Ces articles provisoires du Règlement sont valides pour une période déterminée qui ne correspond pas nécessairement à la durée d’une session ou d’une législature. Une fois adoptés, ils peuvent être prolongés à titre provisoire ou transformés en articles permanents. Cette procédure sert souvent à mettre à l’essai de nouvelles règles ou des modifications.

Les ordres sessionnels demeurent en vigueur jusqu’à la fin de la session au cours de laquelle ils ont été adoptés. Ils peuvent être renouvelés d’une session à l’autre et peuvent finir par devenir des articles du Règlement.

La Chambre des communes peut également adopter des ordres spéciaux visant à régir ses travaux pendant une période limitée ou pour traiter d’une affaire en particulier. Comme c’est le cas pour les articles provisoires du Règlement et les ordres sessionnels, les ordres spéciaux ne modifient pas le Règlement écrit. Étant donné qu’ils concernent habituellement les travaux de la Chambre et sont souvent proposés sans avis, après consultation entre les partis politiques, on les adopte normalement sans débat, du consentement unanime. Ils peuvent s’appliquer ponctuellement ou pour une période déterminée. La Chambre des communes peut adopter un ordre spécial qui remplace et annule un ordre spécial adopté auparavant.

Les décisions de la présidence

Les députés peuvent soulever des questions de privilège et invoquer le Règlement pour porter des questions de procédure à l’attention de la présidence. Les Présidents sont chargés de déterminer comment les règles devraient être appliquées. Les décisions rendues par les Présidents permettent à la Chambre de savoir comment elle devrait procéder, ou invitent la Chambre, ses comités, le gouvernement ou le Bureau de régie interne à prendre des mesures pour régler les problèmes.

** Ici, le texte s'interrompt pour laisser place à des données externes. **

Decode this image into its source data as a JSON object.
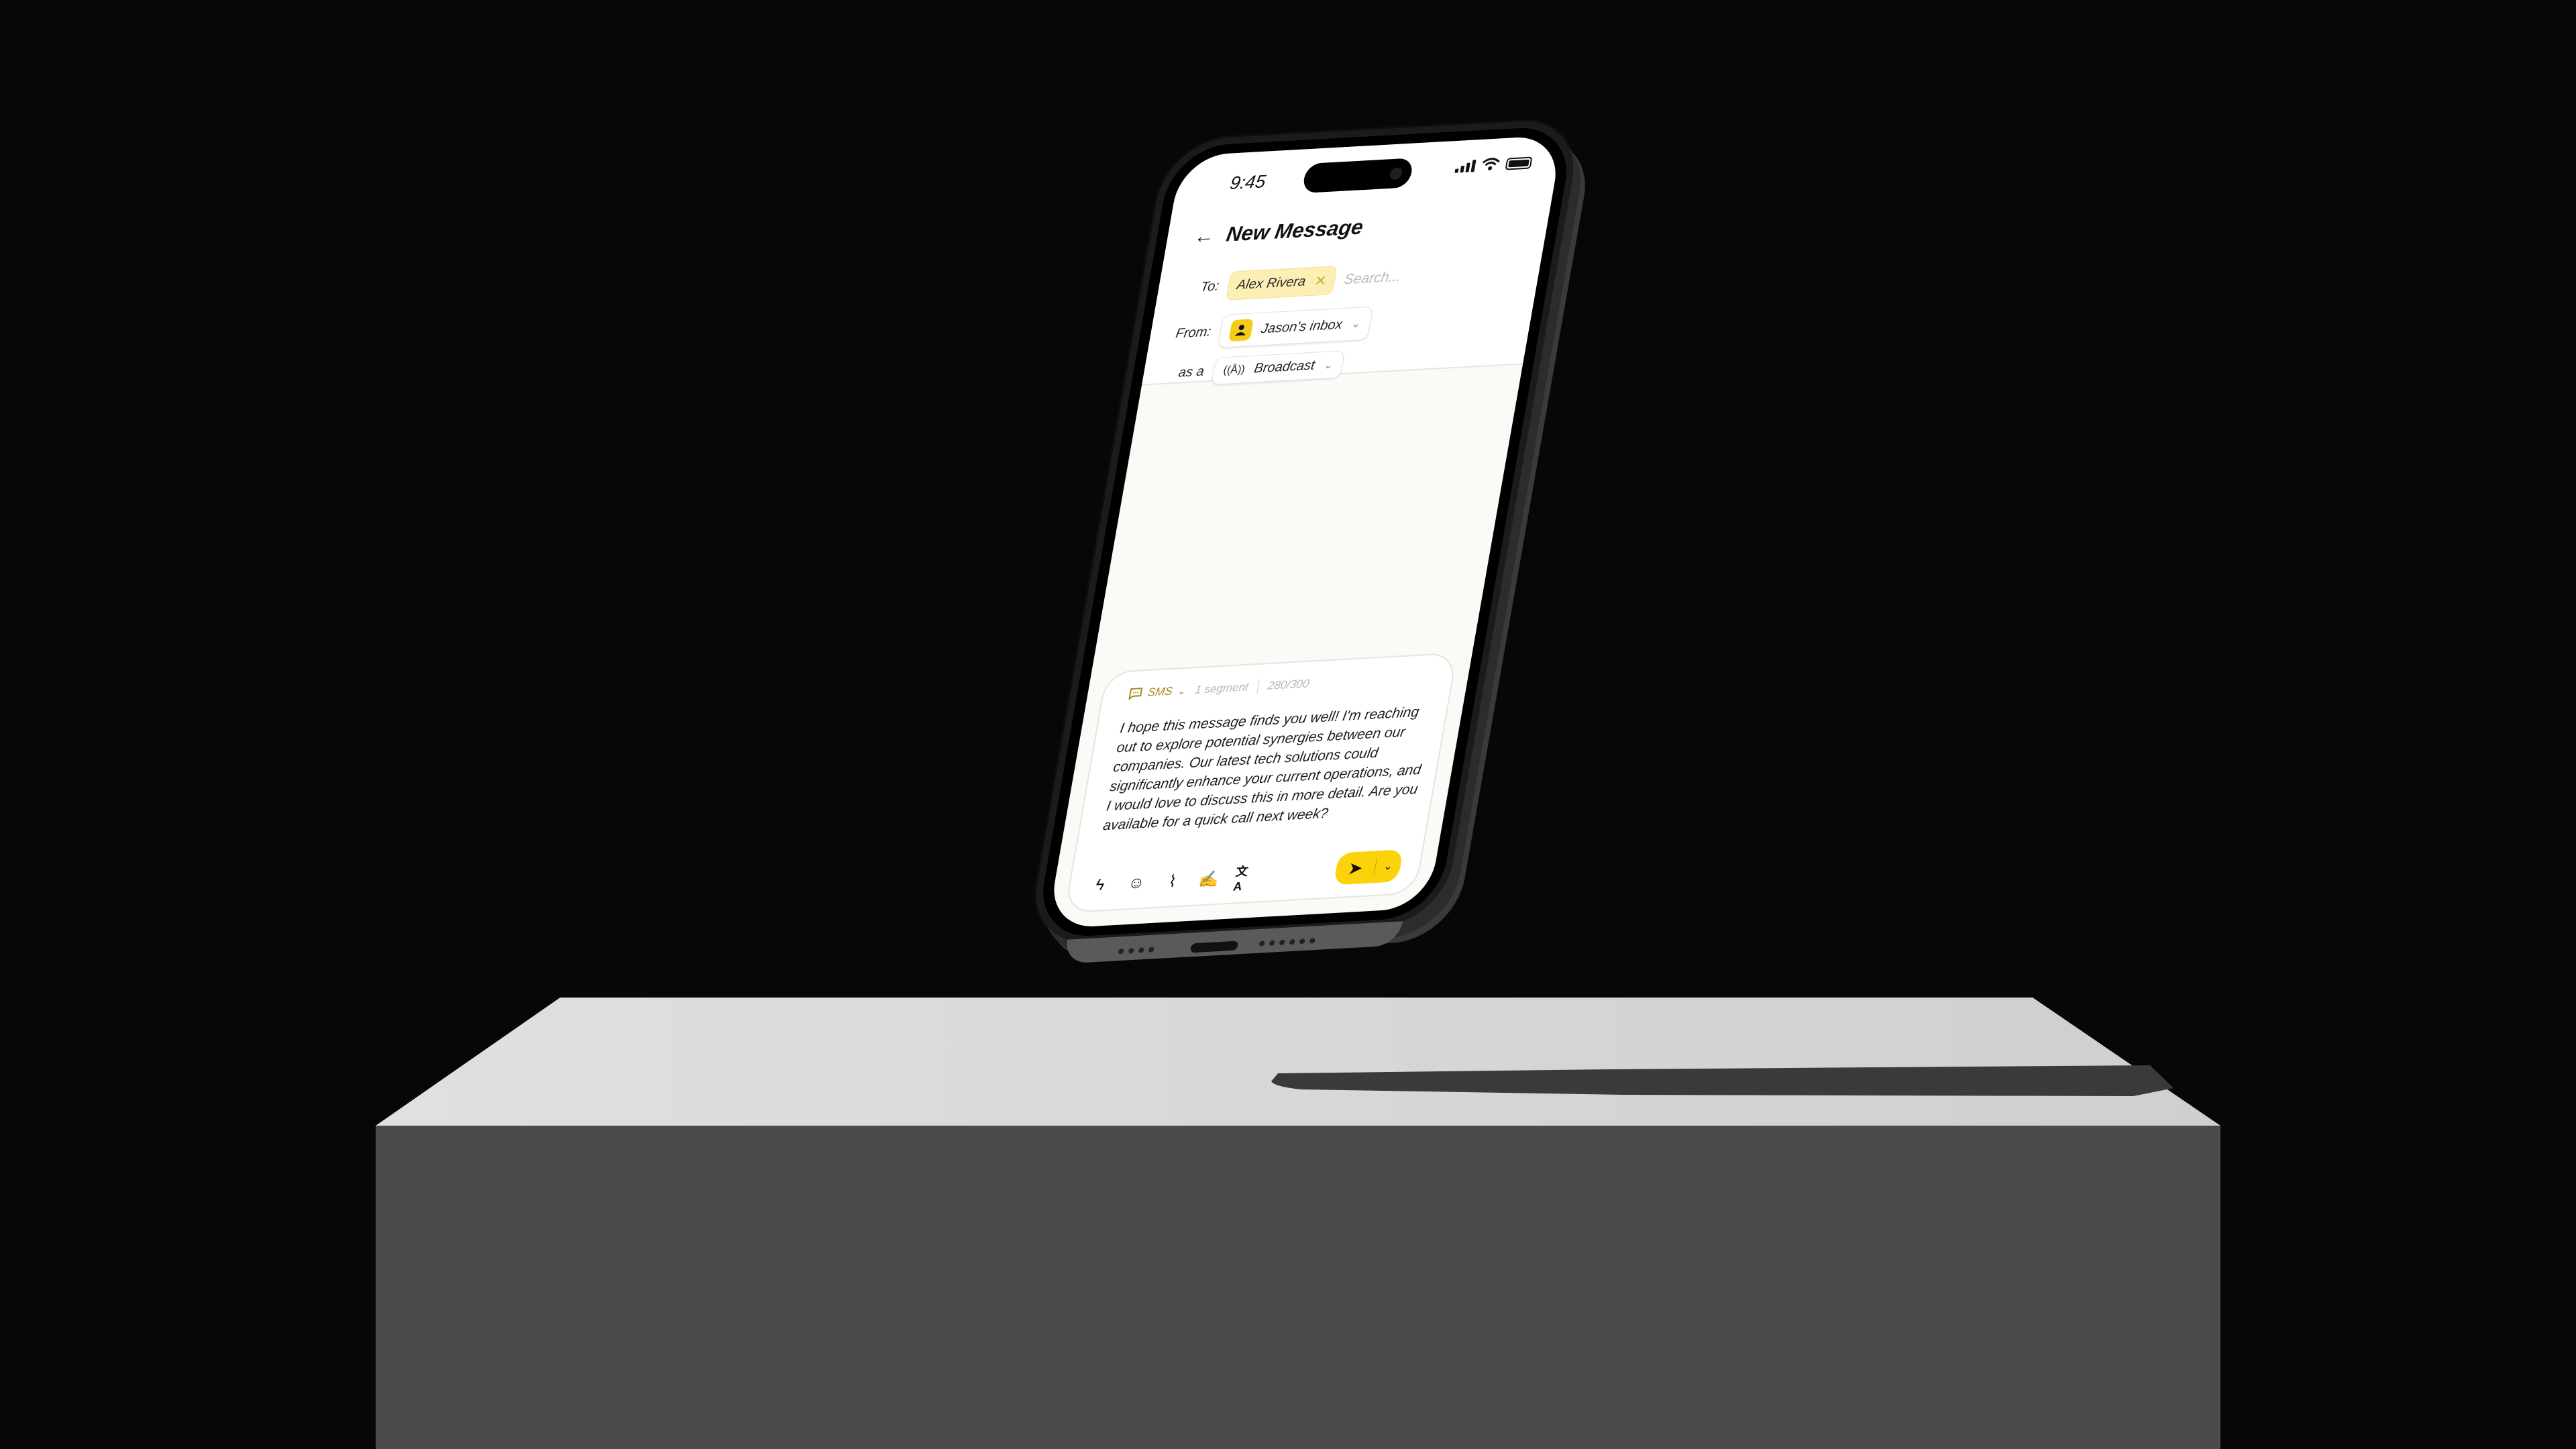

Lorsqu’il rend une décision, le Président consulte les ouvrages qui font autorité en matière de procédure pour savoir comment le Règlement a été interprété et appliqué par le passé. Le Président peut également examiner les précédents ailleurs au Canada et dans les autres pays du Commonwealth pour voir comment des questions semblables ont été abordées ailleurs.

Même si les Présidents s’inspirent toujours des décisions et déclarations de leurs prédécesseurs, chaque situation est différente et est examinée selon ses propres paramètres.

Décisions et déclarations

Il y a une différence entre une « décision » et une « déclaration » de la présidence. Une décision sert à trancher une question de procédure dont la Chambre est saisie et, sauf avis contraire, sert de précédent pour les délibérations subséquentes. Une déclaration, en revanche, sert à donner de l’information ou des précisions aux députés sur la manière de mettre des changements procéduraux en œuvre lorsque la situation l’exige. Les Présidents vont souvent opter pour une déclaration lorsqu’une certaine latitude est accordée à la présidence. Lorsqu’il met en application de nouvelles règles de procédure, le Président agit comme serviteur de la Chambre, et non comme maître de celle-ci.

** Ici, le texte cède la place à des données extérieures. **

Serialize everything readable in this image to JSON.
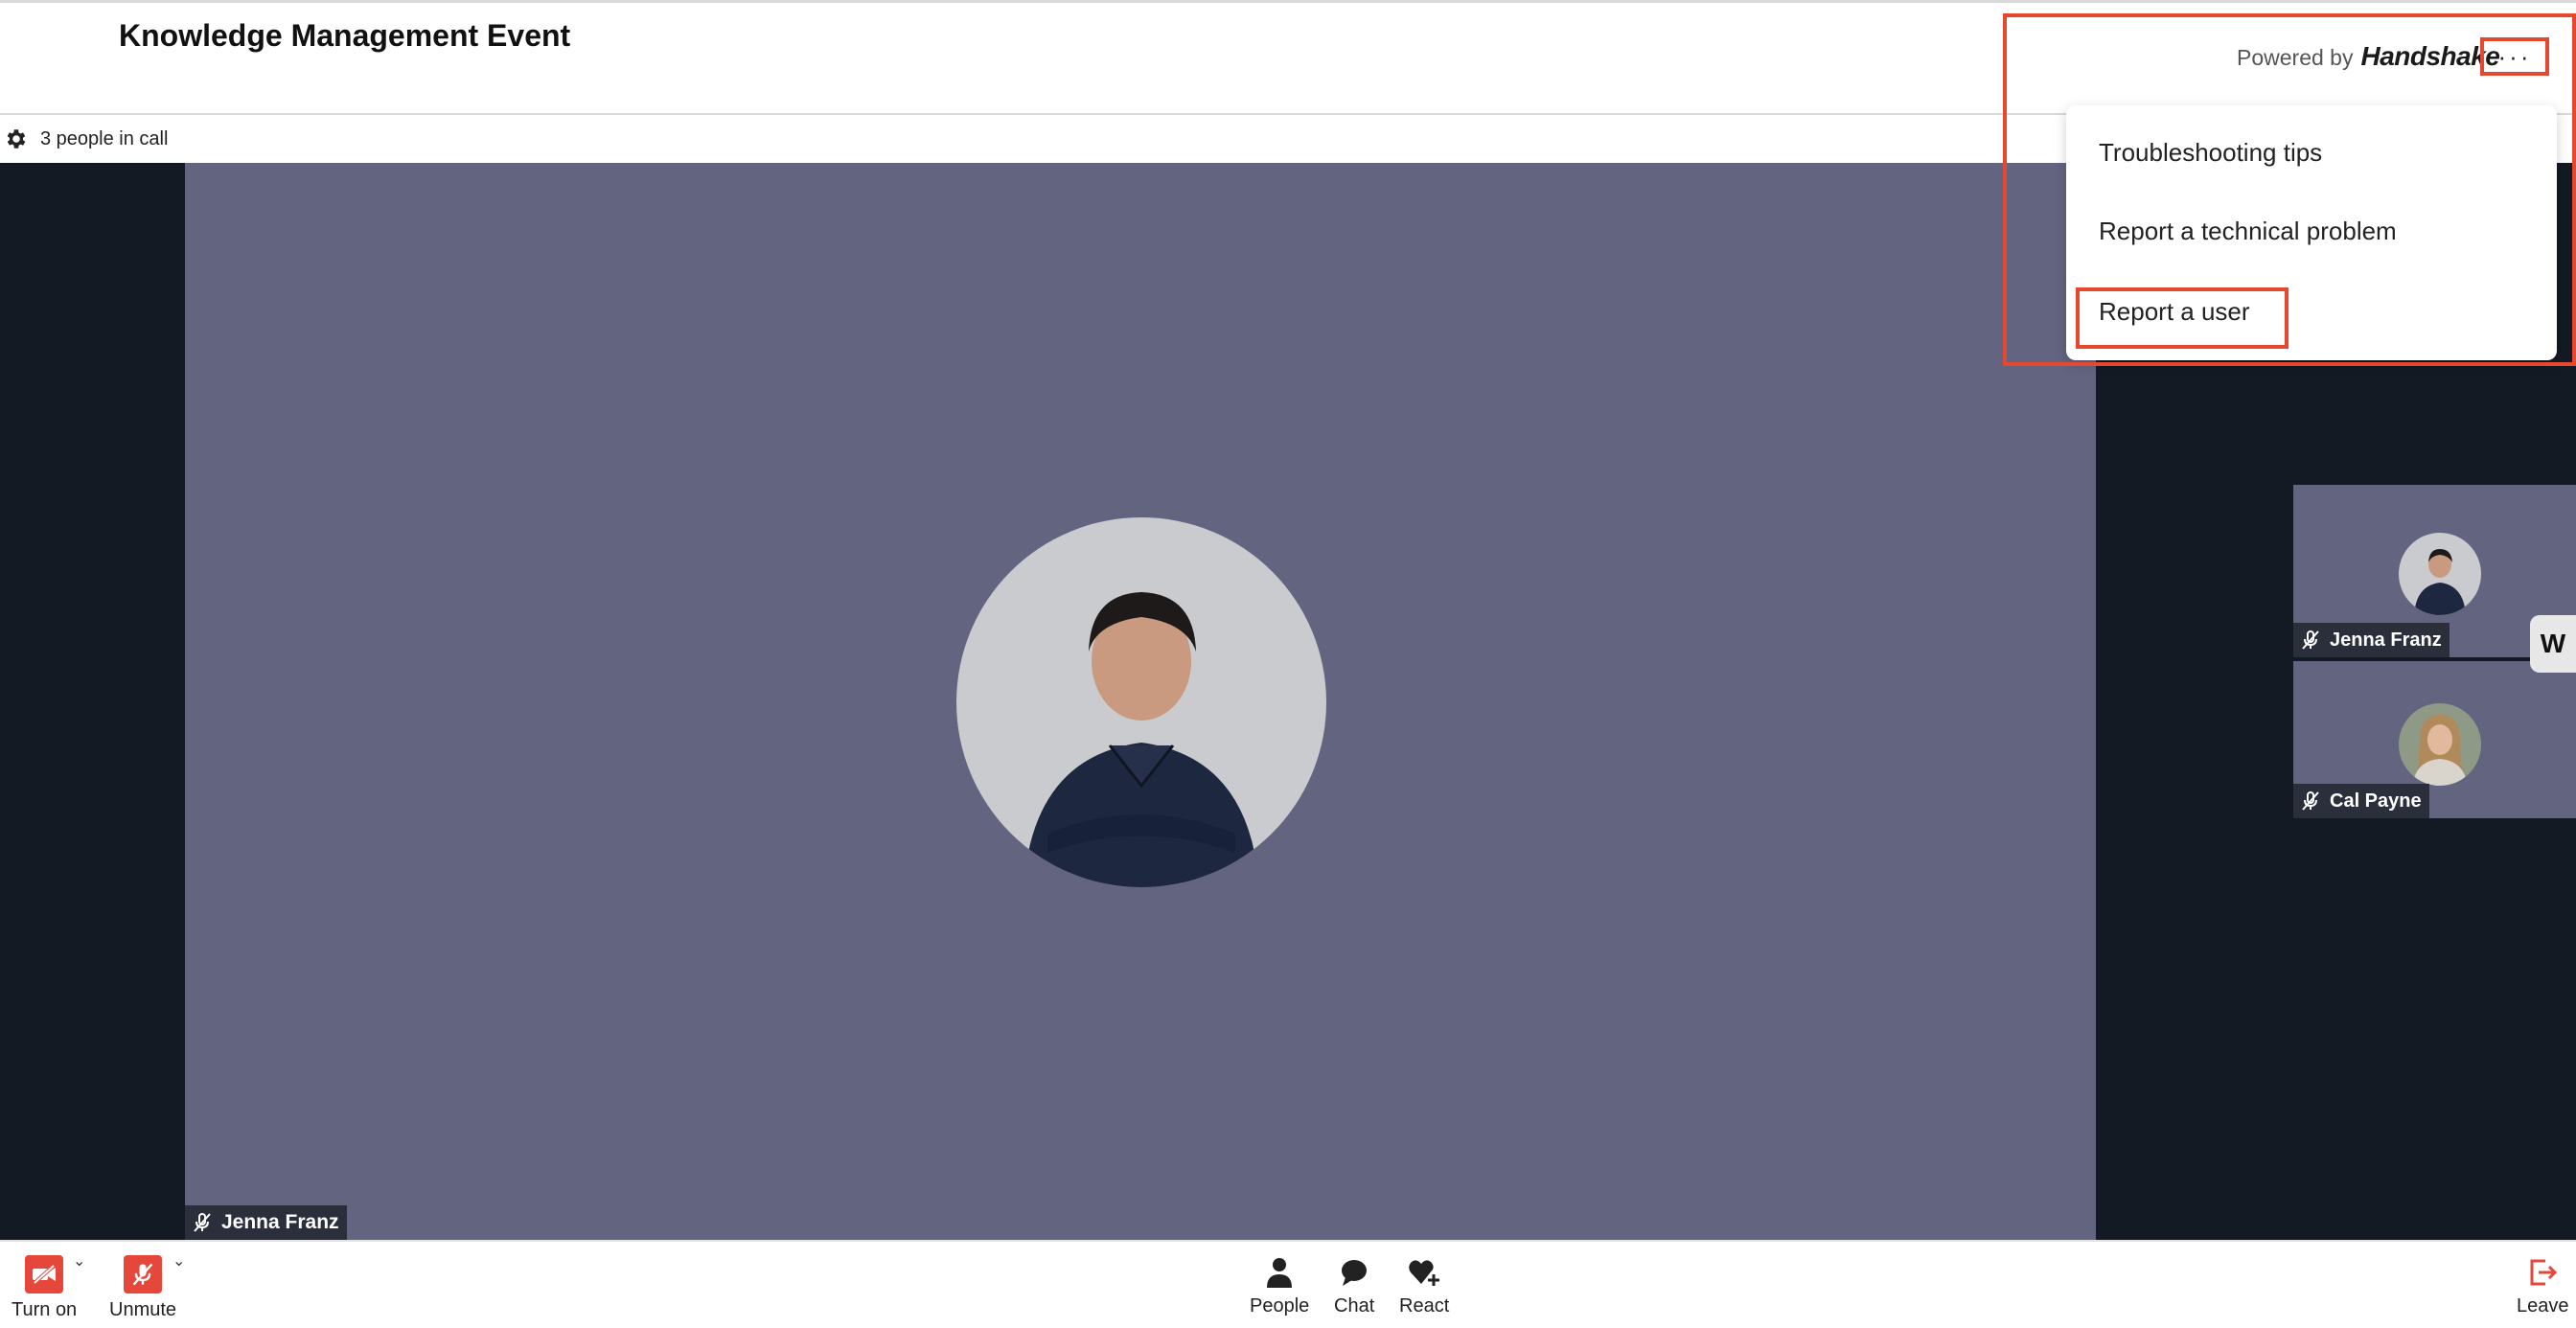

Tous les Présidents fondent leurs décisions sur les pratiques établies; cependant, leurs décisions s’appuient souvent sur des précédents et, parfois, améliorent ou clarifient les pratiques.

Les pratiques

Le modus operandi de la Chambre des communes découle de pratiques qui sont utilisées depuis des siècles, tant au Canada qu’à l’étranger. Ces règles coutumières de procédure sont acceptées comme étant la manière normale de faire les choses.

L’article premier du Règlement permet la prise en considération d’usages en vigueur dans d’autres instances au Canada ou à l’étranger, dans la mesure où ceux-ci sont applicables. Les ouvrages d’autres parlements de type Westminster, comme ceux du Royaume-Uni, de l’Australie, de l’Inde ou de la Nouvelle-Zélande, sont donc consultés au besoin.

La Chambre des communes a tendance à codifier dans son Règlement de nombreuses règles de procédure qui ont vu le jour et ont évolué en tant que pratiques non écrites. En effectuant des révisions périodiques du Règlement, la Chambre peut adapter l’interprétation des précédents et des traditions en fonction de l’évolution des circonstances.